Posted by: Monni Posted on: Sep 19th, 2014 at 3:41am
That's not from YaBB's error log, is it? Because if it is there's something more seriously wrong with that error string that a mis-encoded semicolon.
And if all those errors are as old as the date indicates, I personally wouldn't worry about it.
Eh... in English that error string would be "This field only accepts numbers from 0-9"... But that you should know already... Didn't make sense to post the Finnish version of the string as that would be what reads in error log.
Anyways... if the hack I made in .htaccess works for most non-malicious users, I'm not too worried about the cases where it doesn't work for malicious users
Posted by: Dandello Posted on: Sep 18th, 2014 at 8:01pm
That's not from YaBB's error log, is it? Because if it is there's something more seriously wrong with that error string that a mis-encoded semicolon.
And if all those errors are as old as the date indicates, I personally wouldn't worry about it.

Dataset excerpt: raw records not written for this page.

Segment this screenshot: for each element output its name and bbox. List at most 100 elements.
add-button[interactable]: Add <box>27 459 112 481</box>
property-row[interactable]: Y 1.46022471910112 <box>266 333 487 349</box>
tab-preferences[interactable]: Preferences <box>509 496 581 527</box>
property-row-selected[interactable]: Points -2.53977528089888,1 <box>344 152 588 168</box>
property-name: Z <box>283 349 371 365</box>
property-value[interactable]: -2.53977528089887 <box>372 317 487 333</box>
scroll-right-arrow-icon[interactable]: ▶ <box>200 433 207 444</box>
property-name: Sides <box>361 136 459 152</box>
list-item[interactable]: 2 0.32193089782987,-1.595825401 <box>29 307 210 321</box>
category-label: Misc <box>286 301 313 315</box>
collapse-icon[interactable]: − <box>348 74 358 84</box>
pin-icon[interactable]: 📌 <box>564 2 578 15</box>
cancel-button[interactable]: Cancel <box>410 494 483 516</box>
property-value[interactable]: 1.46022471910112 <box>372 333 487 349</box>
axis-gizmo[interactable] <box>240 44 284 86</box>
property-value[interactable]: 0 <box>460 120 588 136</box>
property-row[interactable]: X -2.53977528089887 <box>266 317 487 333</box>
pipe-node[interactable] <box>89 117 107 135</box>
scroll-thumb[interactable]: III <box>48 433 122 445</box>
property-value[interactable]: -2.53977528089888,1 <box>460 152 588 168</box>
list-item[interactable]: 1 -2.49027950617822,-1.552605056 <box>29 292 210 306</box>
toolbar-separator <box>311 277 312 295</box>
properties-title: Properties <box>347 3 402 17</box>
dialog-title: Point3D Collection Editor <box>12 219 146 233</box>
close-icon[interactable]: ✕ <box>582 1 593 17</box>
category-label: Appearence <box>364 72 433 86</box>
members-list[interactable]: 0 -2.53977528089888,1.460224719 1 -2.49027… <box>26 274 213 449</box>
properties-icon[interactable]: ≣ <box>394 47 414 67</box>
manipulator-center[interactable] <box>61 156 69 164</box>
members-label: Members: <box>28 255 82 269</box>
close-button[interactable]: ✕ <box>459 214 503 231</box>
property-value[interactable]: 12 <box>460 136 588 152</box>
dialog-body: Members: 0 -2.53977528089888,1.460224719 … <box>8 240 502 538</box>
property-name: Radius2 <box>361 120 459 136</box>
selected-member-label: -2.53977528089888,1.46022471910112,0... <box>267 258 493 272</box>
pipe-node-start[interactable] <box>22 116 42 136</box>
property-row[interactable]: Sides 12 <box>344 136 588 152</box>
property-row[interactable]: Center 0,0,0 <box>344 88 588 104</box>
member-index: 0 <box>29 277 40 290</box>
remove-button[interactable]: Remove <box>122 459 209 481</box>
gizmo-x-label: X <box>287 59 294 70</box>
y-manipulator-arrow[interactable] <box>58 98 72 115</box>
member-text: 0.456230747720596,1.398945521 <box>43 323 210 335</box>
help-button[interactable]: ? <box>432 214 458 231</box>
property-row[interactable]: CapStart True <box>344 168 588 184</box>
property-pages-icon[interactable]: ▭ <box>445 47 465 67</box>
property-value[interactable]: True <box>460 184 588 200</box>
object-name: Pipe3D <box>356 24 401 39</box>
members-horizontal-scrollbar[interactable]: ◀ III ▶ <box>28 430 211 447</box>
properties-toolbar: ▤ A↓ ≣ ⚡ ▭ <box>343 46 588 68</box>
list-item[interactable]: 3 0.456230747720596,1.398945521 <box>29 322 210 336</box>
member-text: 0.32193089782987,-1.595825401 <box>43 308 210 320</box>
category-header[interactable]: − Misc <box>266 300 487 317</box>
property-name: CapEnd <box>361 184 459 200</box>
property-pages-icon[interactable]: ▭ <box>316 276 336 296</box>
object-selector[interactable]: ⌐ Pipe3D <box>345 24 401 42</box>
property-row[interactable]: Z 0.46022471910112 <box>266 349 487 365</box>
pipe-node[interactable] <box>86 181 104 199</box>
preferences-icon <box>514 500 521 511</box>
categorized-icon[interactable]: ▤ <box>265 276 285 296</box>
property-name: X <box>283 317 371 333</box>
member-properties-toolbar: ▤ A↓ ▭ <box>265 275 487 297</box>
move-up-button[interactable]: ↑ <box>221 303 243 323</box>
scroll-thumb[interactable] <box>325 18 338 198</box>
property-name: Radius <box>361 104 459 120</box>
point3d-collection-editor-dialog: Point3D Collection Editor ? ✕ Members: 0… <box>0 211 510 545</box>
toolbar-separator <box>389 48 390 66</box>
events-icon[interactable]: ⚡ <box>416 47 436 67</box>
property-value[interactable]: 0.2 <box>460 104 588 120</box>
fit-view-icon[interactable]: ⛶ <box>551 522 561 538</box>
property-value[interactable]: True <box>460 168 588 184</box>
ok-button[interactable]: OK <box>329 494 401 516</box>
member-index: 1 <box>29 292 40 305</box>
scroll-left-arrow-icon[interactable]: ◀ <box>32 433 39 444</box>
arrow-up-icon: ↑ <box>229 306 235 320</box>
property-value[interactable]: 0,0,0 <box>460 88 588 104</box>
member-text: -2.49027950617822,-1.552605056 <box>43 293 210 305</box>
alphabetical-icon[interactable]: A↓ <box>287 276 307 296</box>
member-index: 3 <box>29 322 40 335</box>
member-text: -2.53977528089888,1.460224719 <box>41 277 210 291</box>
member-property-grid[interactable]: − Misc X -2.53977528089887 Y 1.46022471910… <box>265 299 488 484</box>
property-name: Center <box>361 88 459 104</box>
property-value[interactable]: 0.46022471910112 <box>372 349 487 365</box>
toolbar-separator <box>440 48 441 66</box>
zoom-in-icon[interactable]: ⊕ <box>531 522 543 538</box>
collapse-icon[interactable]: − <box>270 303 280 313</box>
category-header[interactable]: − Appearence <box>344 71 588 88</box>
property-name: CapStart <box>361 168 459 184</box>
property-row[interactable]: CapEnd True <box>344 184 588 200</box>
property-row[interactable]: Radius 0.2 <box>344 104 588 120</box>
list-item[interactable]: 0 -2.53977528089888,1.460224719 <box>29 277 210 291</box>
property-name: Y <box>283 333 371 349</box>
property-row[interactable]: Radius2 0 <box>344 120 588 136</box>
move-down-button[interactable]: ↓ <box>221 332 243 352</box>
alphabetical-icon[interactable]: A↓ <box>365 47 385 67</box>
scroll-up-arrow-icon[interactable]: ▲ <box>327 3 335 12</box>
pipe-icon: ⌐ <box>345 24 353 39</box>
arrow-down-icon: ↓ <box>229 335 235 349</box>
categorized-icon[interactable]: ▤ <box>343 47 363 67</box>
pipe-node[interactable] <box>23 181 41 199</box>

Posted by: Monni Posted on: Sep 18th, 2014 at 7:18pm
Occasionally 'invisible' characters slip in that can't be seen in text editors or logs but Apache and Perl see as part of the encoding that REALLY mess things up.
A 301 is a redirect, so - since it's throwing a YaBB error eventually - the parsing error is happening after the redirect.
When you see these errors, how old is the message they're trying to get to? I'm betting they're pretty old ones.
And what's the exact error message YaBB is giving?
Posted by: Dandello Posted on: Sep 18th, 2014 at 5:53pm
Occasionally 'invisible' characters slip in that can't be seen in text editors or logs but Apache and Perl see as part of the encoding that REALLY mess things up.
A 301 is a redirect, so - since it's throwing a YaBB error eventually - the parsing error is happening after the redirect.
When you see these errors, how old is the message they're trying to get to? I'm betting they're pretty old ones.
And what's the exact error message YaBB is giving?
Posted by: Monni Posted on: Sep 18th, 2014 at 3:06pm
but it seems Apache has troubles accepting ";" in URL, even if it is URL encoded
But it's not consistent. That's what's irksome. So I don't think it's an Apache issue, I think it's a browser issue as it's encoding (or not decoding) something that shouldn't be visibly encoded at all. My suspicion is there was/is a browser or harvester that mis-encoded query strings and that bad code is still in search engines and/or bookmarks.
So if YaBB accepted attachments with '+' in them in the past it was a bug then. I doubt there's an 'in YaBB' fix for it.
1. I can see from Apache access log that the incoming URL is correct, but instead of code 200, it throws 301, which restarts the query string parsing... That's where it goes wrong. I tried to force NoEscape in Apache directory-level config, but don't know if it is the 100% working solution...
2. If I try to access attachments containing "+" with Chrome, I can see the attachment, but with clients that use strict standards following URL encoding, it doesn't work.
Posted by: Dandello Posted on: Sep 18th, 2014 at 2:48pm
but it seems Apache has troubles accepting ";" in URL, even if it is URL encoded
But it's not consistent. That's what's irksome. So I don't think it's an Apache issue, I think it's a browser issue as it's encoding (or not decoding) something that shouldn't be visibly encoded at all. My suspicion is there was/is a browser or harvester that mis-encoded query strings and that bad code is still in search engines and/or bookmarks.